Une question de mal

En ces temps étranges et troublés, une question que nous ne considérons pas souvent montre ses dents étincelantes. Cette question porte sur l’origine et la nature du mal. Plus le monde se défait rapidement, plus les forces de la haine, de la méchanceté et de la rage rugissent, plus nous sommes confrontés à cette grande et terrible question : comment les êtres humains commettent-ils des actes de mal ? Les gens sont-ils irrémédiablement mauvais ? Qu’est-ce qui pousse des sociétés entières vers l’horreur véritable et durable ?

C’est drôle. Quand on y pense, pour cette préoccupation la plus profonde, les êtres humains n’ont trouvé qu’une toute petite poignée d’explications. Peut-être n’y avons-nous pas réfléchi assez fort, ou assez bien – mais j’y reviendrai. Jusqu’à présent, il y a trois explications du mal, pour être précis. Les gens naissent mauvais. Les gens sont rendus mauvais. Ou bien le mal est dans l’œil de celui qui regarde, ce qui revient à dire qu’il n’existe pas du tout.

Envisageons-les une par une – car ce qui est le plus étrange, c’est que plus ces idées semblent sûres et simples, plus elles se retournent terriblement et ironiquement contre elles.

Les gens naissent-ils mauvais ? C’est l’idée fondamentale à l’intérieur de tous les fascismes. Certaines personnes sont nobles, pures et dignes – et elles sont nées ainsi. Leur bonté est dans leur sang, qui ne coule que par la patrie. Mais certaines personnes sont ignobles, impures et indignes. Indignes de quoi ? D’être des personnes tout court. Mais pourquoi cela ? C’est parce qu’ils sont foncièrement mauvais – la méchanceté réside dans leur sang, qui est foncièrement corrompu. Ils sont nés criminels, menteurs, tricheurs, fraudeurs. Tout comme les nazis l’ont dit des Juifs, ou les Américains des Noirs.

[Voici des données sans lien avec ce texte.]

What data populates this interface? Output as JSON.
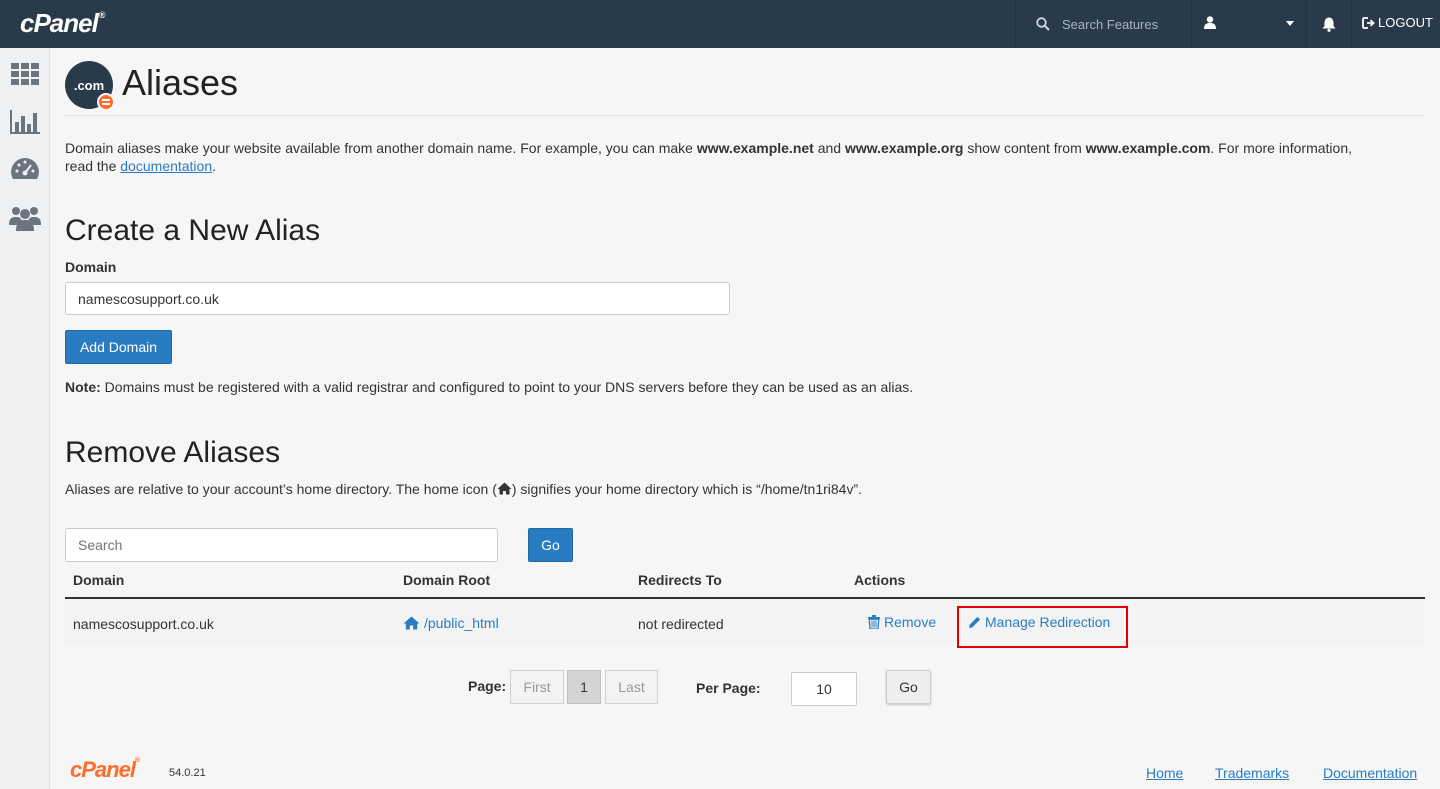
{
  "topbar": {
    "brand": "cPanel",
    "search_placeholder": "Search Features",
    "logout_label": "LOGOUT",
    "bg_color": "#293a4a"
  },
  "sidebar": {
    "items": [
      {
        "name": "grid-icon"
      },
      {
        "name": "stats-icon"
      },
      {
        "name": "dashboard-icon"
      },
      {
        "name": "users-icon"
      }
    ]
  },
  "page": {
    "icon_text": ".com",
    "title": "Aliases",
    "intro_1": "Domain aliases make your website available from another domain name. For example, you can make ",
    "intro_b1": "www.example.net",
    "intro_2": " and ",
    "intro_b2": "www.example.org",
    "intro_3": " show content from ",
    "intro_b3": "www.example.com",
    "intro_4": ". For more information, read the ",
    "intro_link": "documentation",
    "intro_5": "."
  },
  "create": {
    "heading": "Create a New Alias",
    "domain_label": "Domain",
    "domain_value": "namescosupport.co.uk",
    "add_button": "Add Domain",
    "note_bold": "Note:",
    "note_text": " Domains must be registered with a valid registrar and configured to point to your DNS servers before they can be used as an alias."
  },
  "remove": {
    "heading": "Remove Aliases",
    "desc_1": "Aliases are relative to your account’s home directory. The home icon (",
    "desc_2": ") signifies your home directory which is “/home/tn1ri84v”.",
    "search_placeholder": "Search",
    "go_button": "Go",
    "columns": [
      "Domain",
      "Domain Root",
      "Redirects To",
      "Actions"
    ],
    "rows": [
      {
        "domain": "namescosupport.co.uk",
        "root": "/public_html",
        "redirects": "not redirected",
        "remove": "Remove",
        "manage": "Manage Redirection"
      }
    ]
  },
  "pagination": {
    "page_label": "Page:",
    "first": "First",
    "current": "1",
    "last": "Last",
    "per_page_label": "Per Page:",
    "per_page_value": "10",
    "go": "Go"
  },
  "footer": {
    "logo": "cPanel",
    "version": "54.0.21",
    "links": [
      "Home",
      "Trademarks",
      "Documentation"
    ]
  },
  "colors": {
    "accent": "#2a7cc2",
    "brand_orange": "#ff6c2c",
    "highlight": "#e00000"
  }
}
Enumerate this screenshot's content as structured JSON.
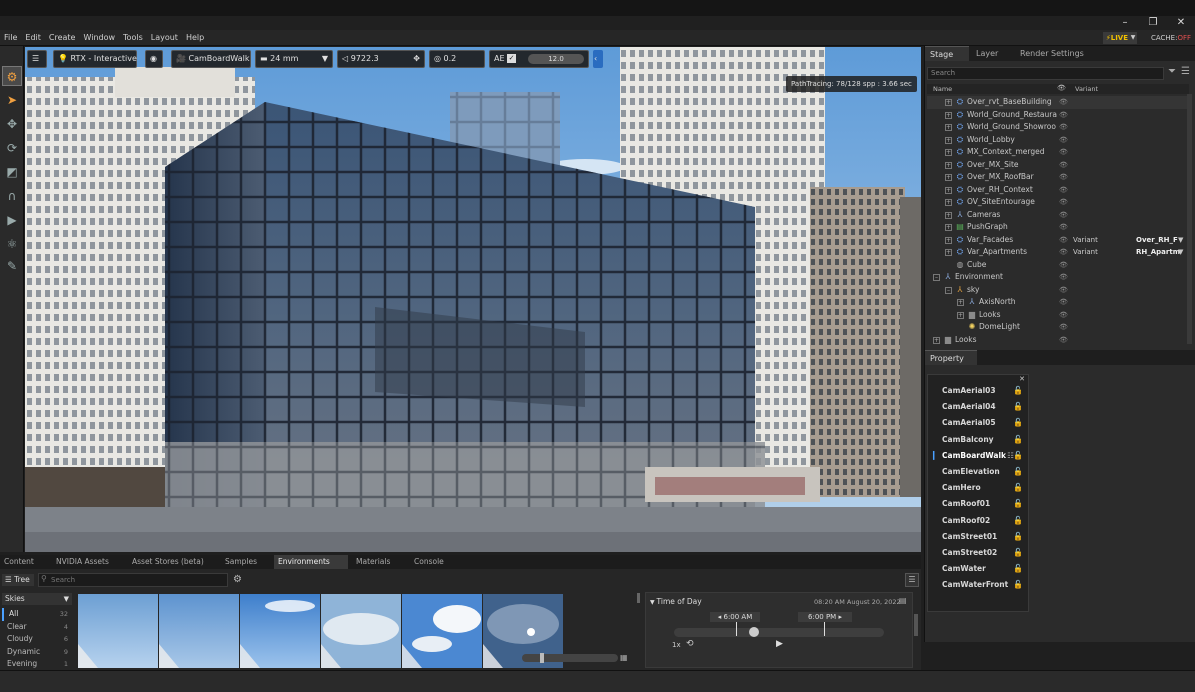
{
  "menubar": {
    "items": [
      "File",
      "Edit",
      "Create",
      "Window",
      "Tools",
      "Layout",
      "Help"
    ]
  },
  "window_controls": {
    "minimize": "–",
    "maximize": "❐",
    "close": "✕"
  },
  "status_indicators": {
    "live": "LIVE",
    "cache_label": "CACHE:",
    "cache_state": "OFF"
  },
  "viewport_toolbar": {
    "renderer": "RTX - Interactive",
    "camera": "CamBoardWalk",
    "focal_length": "24 mm",
    "focus_distance": "9722.3",
    "aperture": "0.2",
    "ae_label": "AE",
    "exposure": "12.0"
  },
  "viewport_status": "PathTracing: 78/128 spp : 3.66 sec",
  "stage": {
    "tabs": [
      "Stage",
      "Layer",
      "Render Settings"
    ],
    "search_placeholder": "Search",
    "col_name": "Name",
    "col_variant": "Variant",
    "tree": [
      {
        "label": "Over_rvt_BaseBuilding",
        "depth": 1,
        "exp": "+",
        "icon": "prim"
      },
      {
        "label": "World_Ground_Restaura",
        "depth": 1,
        "exp": "+",
        "icon": "prim"
      },
      {
        "label": "World_Ground_Showroo",
        "depth": 1,
        "exp": "+",
        "icon": "prim"
      },
      {
        "label": "World_Lobby",
        "depth": 1,
        "exp": "+",
        "icon": "prim"
      },
      {
        "label": "MX_Context_merged",
        "depth": 1,
        "exp": "+",
        "icon": "prim"
      },
      {
        "label": "Over_MX_Site",
        "depth": 1,
        "exp": "+",
        "icon": "prim"
      },
      {
        "label": "Over_MX_RoofBar",
        "depth": 1,
        "exp": "+",
        "icon": "prim"
      },
      {
        "label": "Over_RH_Context",
        "depth": 1,
        "exp": "+",
        "icon": "prim"
      },
      {
        "label": "OV_SiteEntourage",
        "depth": 1,
        "exp": "+",
        "icon": "prim"
      },
      {
        "label": "Cameras",
        "depth": 1,
        "exp": "+",
        "icon": "xform"
      },
      {
        "label": "PushGraph",
        "depth": 1,
        "exp": "+",
        "icon": "graph"
      },
      {
        "label": "Var_Facades",
        "depth": 1,
        "exp": "+",
        "icon": "prim",
        "variant": "Variant",
        "variant_value": "Over_RH_F"
      },
      {
        "label": "Var_Apartments",
        "depth": 1,
        "exp": "+",
        "icon": "prim",
        "variant": "Variant",
        "variant_value": "RH_Apartm"
      },
      {
        "label": "Cube",
        "depth": 1,
        "exp": "",
        "icon": "cube"
      },
      {
        "label": "Environment",
        "depth": 0,
        "exp": "–",
        "icon": "xform"
      },
      {
        "label": "sky",
        "depth": 1,
        "exp": "–",
        "icon": "xform-orange"
      },
      {
        "label": "AxisNorth",
        "depth": 2,
        "exp": "+",
        "icon": "xform"
      },
      {
        "label": "Looks",
        "depth": 2,
        "exp": "+",
        "icon": "folder"
      },
      {
        "label": "DomeLight",
        "depth": 2,
        "exp": "",
        "icon": "light"
      },
      {
        "label": "Looks",
        "depth": 0,
        "exp": "+",
        "icon": "folder"
      }
    ]
  },
  "property": {
    "tab": "Property",
    "cameras": [
      "CamAerial03",
      "CamAerial04",
      "CamAerial05",
      "CamBalcony",
      "CamBoardWalk",
      "CamElevation",
      "CamHero",
      "CamRoof01",
      "CamRoof02",
      "CamStreet01",
      "CamStreet02",
      "CamWater",
      "CamWaterFront"
    ],
    "active_camera": "CamBoardWalk"
  },
  "bottom": {
    "tabs": [
      "Content",
      "NVIDIA Assets",
      "Asset Stores (beta)",
      "Samples",
      "Environments",
      "Materials",
      "Console"
    ],
    "active_tab": "Environments",
    "tree_button": "Tree",
    "search_placeholder": "Search",
    "category_header": "Skies",
    "categories": [
      {
        "name": "All",
        "count": "32"
      },
      {
        "name": "Clear",
        "count": "4"
      },
      {
        "name": "Cloudy",
        "count": "6"
      },
      {
        "name": "Dynamic",
        "count": "9"
      },
      {
        "name": "Evening",
        "count": "1"
      }
    ],
    "time_of_day": {
      "title": "Time of Day",
      "current": "08:20 AM  August 20, 2022",
      "sunrise": "6:00 AM",
      "sunset": "6:00 PM",
      "speed": "1x"
    }
  },
  "colors": {
    "accent": "#f0a040",
    "live": "#f0c000",
    "cache_off": "#e05050",
    "prim_icon": "#6ea0e8"
  }
}
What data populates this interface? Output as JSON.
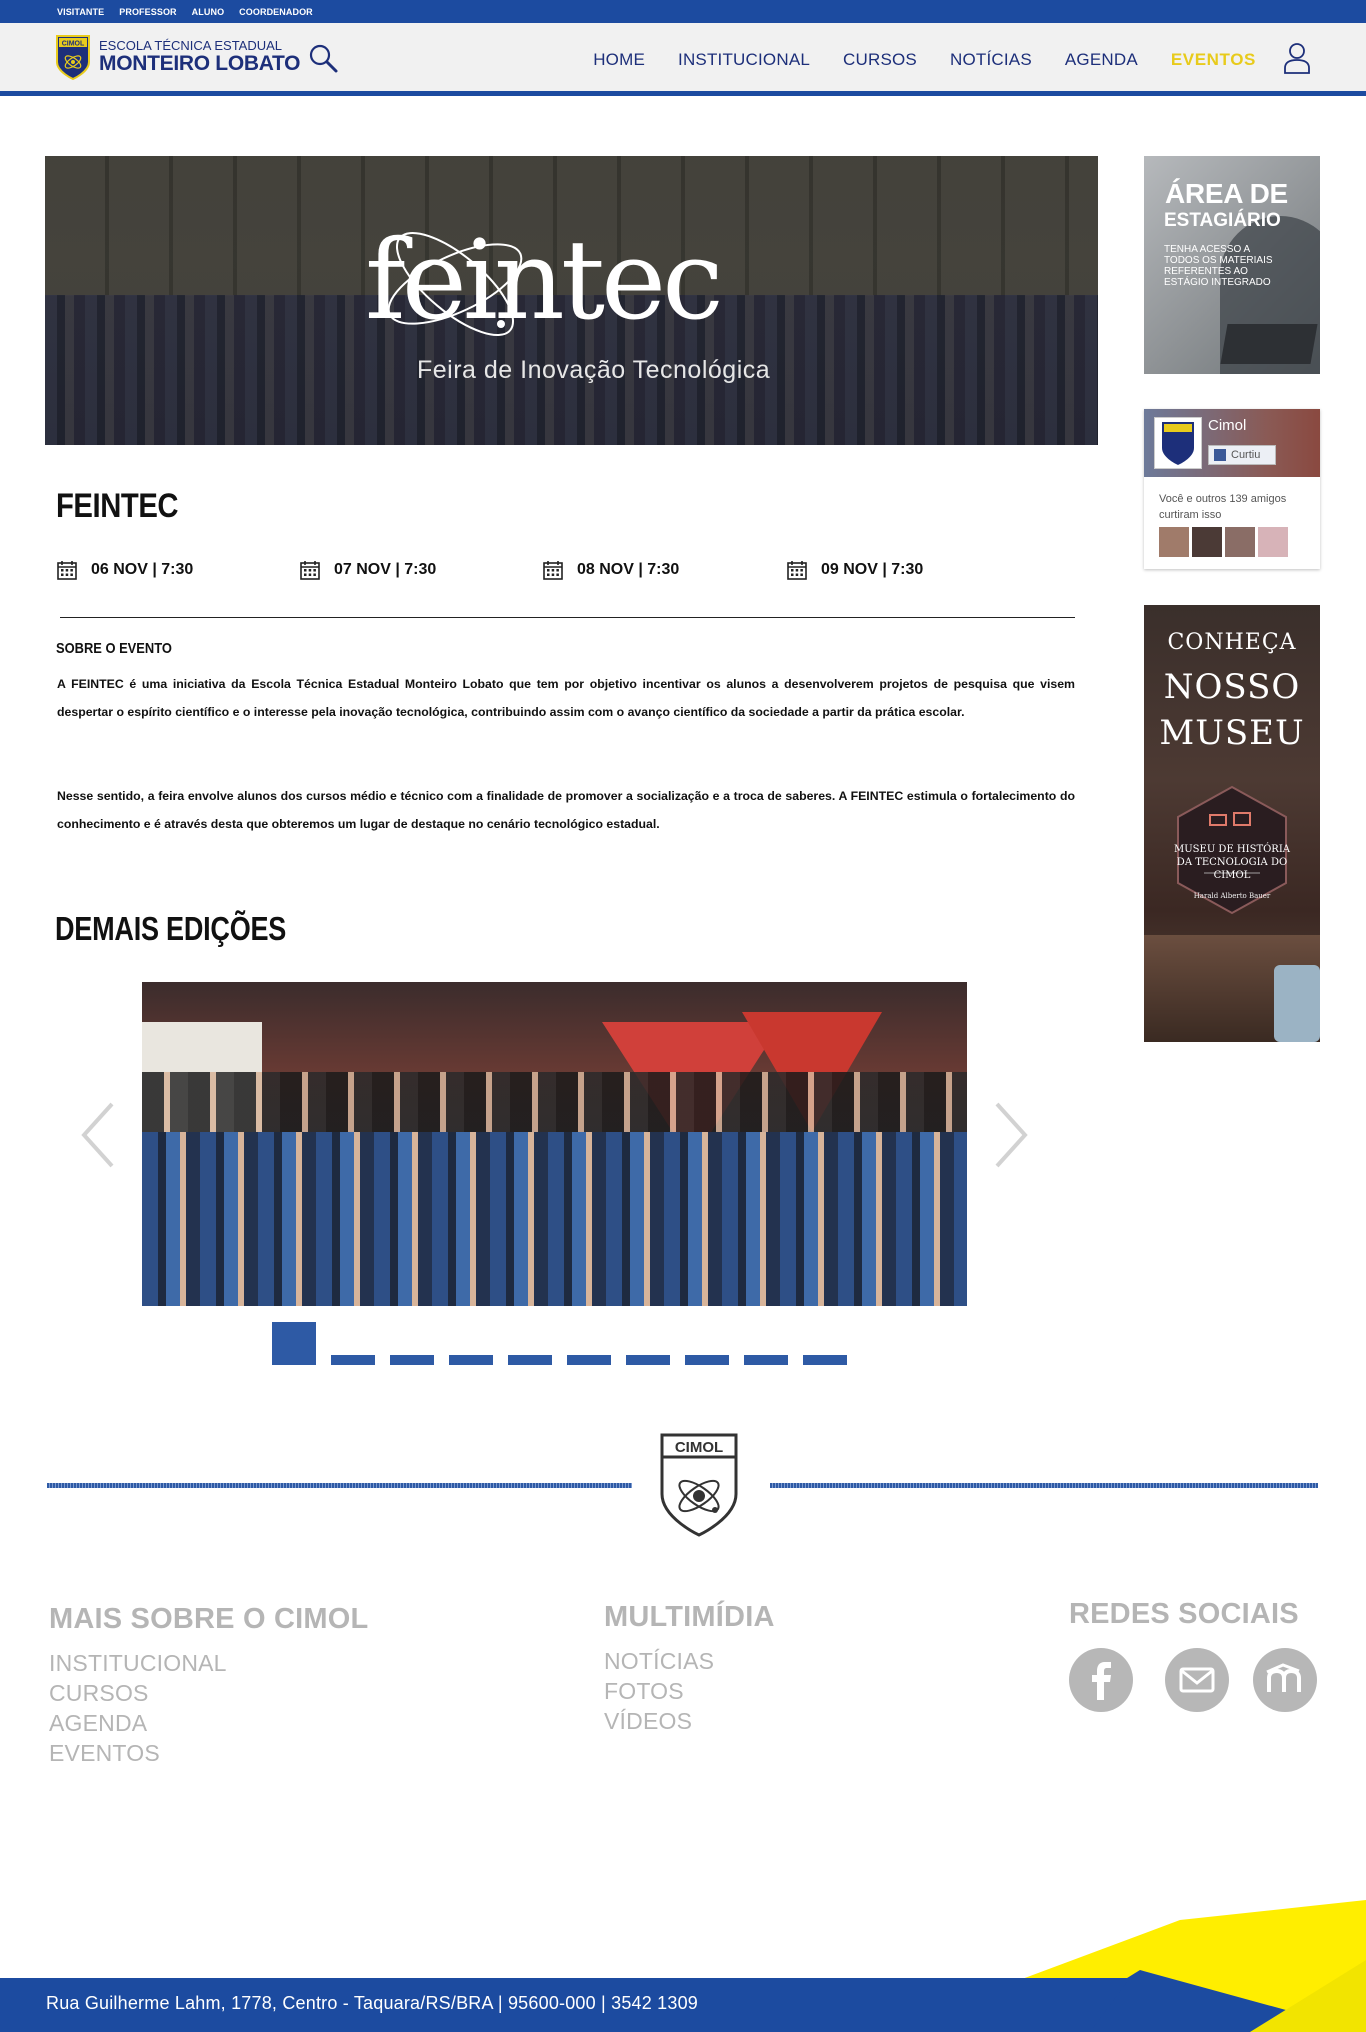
{
  "topbar": {
    "links": [
      "VISITANTE",
      "PROFESSOR",
      "ALUNO",
      "COORDENADOR"
    ]
  },
  "header": {
    "logo_badge": "CIMOL",
    "logo_line1": "ESCOLA TÉCNICA ESTADUAL",
    "logo_line2": "MONTEIRO LOBATO",
    "nav": [
      "HOME",
      "INSTITUCIONAL",
      "CURSOS",
      "NOTÍCIAS",
      "AGENDA",
      "EVENTOS"
    ],
    "active_nav": "EVENTOS",
    "accent_color": "#1c4ba0",
    "active_color": "#e8cb1c"
  },
  "hero": {
    "brand": "feintec",
    "subtitle": "Feira de Inovação Tecnológica"
  },
  "event": {
    "title": "FEINTEC",
    "dates": [
      "06 NOV | 7:30",
      "07 NOV | 7:30",
      "08 NOV | 7:30",
      "09 NOV | 7:30"
    ],
    "about_heading": "SOBRE O EVENTO",
    "paragraph1": "A FEINTEC é uma iniciativa da Escola Técnica Estadual Monteiro Lobato que tem por objetivo incentivar os alunos a desenvolverem projetos de pesquisa que visem despertar o espírito científico e o interesse pela inovação tecnológica, contribuindo assim com o avanço científico da sociedade a partir da prática escolar.",
    "paragraph2": "Nesse sentido, a feira envolve alunos dos cursos médio e técnico com a finalidade de promover a socialização e a troca de saberes. A FEINTEC estimula o fortalecimento do conhecimento e é através desta que obteremos um lugar de destaque no cenário tecnológico estadual."
  },
  "editions": {
    "heading": "DEMAIS EDIÇÕES",
    "slide_count": 10,
    "active_slide": 1
  },
  "sidebar": {
    "stage": {
      "line1": "ÁREA DE",
      "line2": "ESTAGIÁRIO",
      "line3": "TENHA ACESSO A TODOS OS MATERIAIS REFERENTES AO ESTÁGIO INTEGRADO"
    },
    "facebook": {
      "page_name": "Cimol",
      "like_label": "Curtiu",
      "friends_text": "Você e outros 139 amigos curtiram isso"
    },
    "museum": {
      "line1": "CONHEÇA",
      "line2": "NOSSO",
      "line3": "MUSEU",
      "badge": "MUSEU DE HISTÓRIA DA TECNOLOGIA DO CIMOL",
      "badge_sub": "Harald Alberto Bauer"
    }
  },
  "footer": {
    "logo_badge": "CIMOL",
    "col1": {
      "heading": "MAIS SOBRE O CIMOL",
      "links": [
        "INSTITUCIONAL",
        "CURSOS",
        "AGENDA",
        "EVENTOS"
      ]
    },
    "col2": {
      "heading": "MULTIMÍDIA",
      "links": [
        "NOTÍCIAS",
        "FOTOS",
        "VÍDEOS"
      ]
    },
    "col3": {
      "heading": "REDES SOCIAIS",
      "icons": [
        "facebook-icon",
        "mail-icon",
        "moodle-icon"
      ]
    },
    "address": "Rua Guilherme Lahm, 1778, Centro - Taquara/RS/BRA | 95600-000 | 3542 1309",
    "stripe_colors": [
      "#1c4ba0",
      "#ffee00"
    ]
  }
}
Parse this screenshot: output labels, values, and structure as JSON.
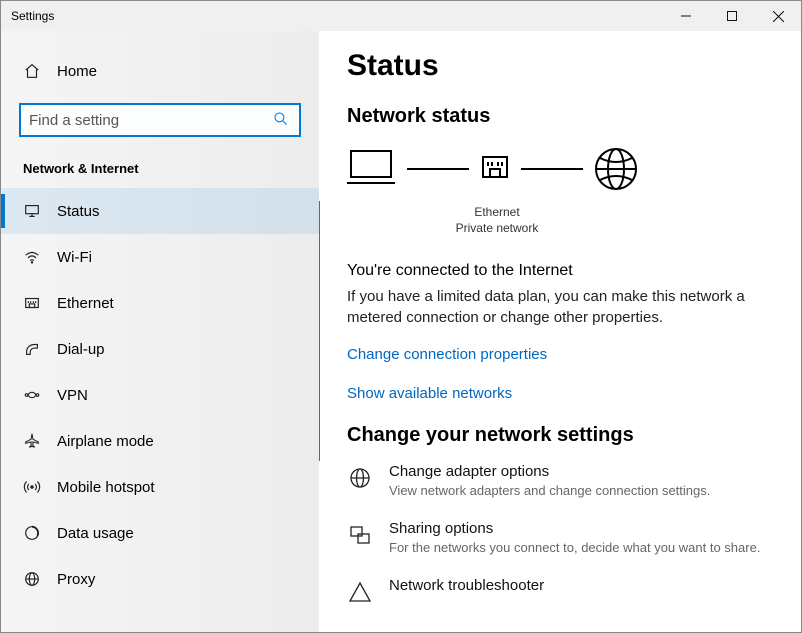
{
  "window": {
    "title": "Settings"
  },
  "sidebar": {
    "home": "Home",
    "searchPlaceholder": "Find a setting",
    "category": "Network & Internet",
    "items": [
      {
        "label": "Status"
      },
      {
        "label": "Wi-Fi"
      },
      {
        "label": "Ethernet"
      },
      {
        "label": "Dial-up"
      },
      {
        "label": "VPN"
      },
      {
        "label": "Airplane mode"
      },
      {
        "label": "Mobile hotspot"
      },
      {
        "label": "Data usage"
      },
      {
        "label": "Proxy"
      }
    ]
  },
  "main": {
    "title": "Status",
    "subtitle": "Network status",
    "diagram": {
      "adapterName": "Ethernet",
      "networkType": "Private network"
    },
    "connHeading": "You're connected to the Internet",
    "connDesc": "If you have a limited data plan, you can make this network a metered connection or change other properties.",
    "link1": "Change connection properties",
    "link2": "Show available networks",
    "section2Title": "Change your network settings",
    "rows": [
      {
        "title": "Change adapter options",
        "desc": "View network adapters and change connection settings."
      },
      {
        "title": "Sharing options",
        "desc": "For the networks you connect to, decide what you want to share."
      },
      {
        "title": "Network troubleshooter",
        "desc": ""
      }
    ]
  }
}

Mais que se passe-t-il ensuite, si nous croyons que certaines personnes sont nées mauvaises ? Eh bien, il est tout à fait naturel que le but de nos sociétés soit de les exiler, de les exterminer ou de les réduire en esclavage. Nous allons les utiliser, les maltraiter et les dégrader. Après tout, on ne peut pas permettre au mal d’exister, sauf au service d’un plus grand bien. C’est ainsi que les nazis ont tué les Juifs et que les Américains ont réduit les Noirs en esclavage. Mais je veux que vous voyiez l’ironie. La croyance que certaines personnes sont nées mauvaises est ce qui a causé les actes les plus mauvais dans toute l’histoire de l’humanité.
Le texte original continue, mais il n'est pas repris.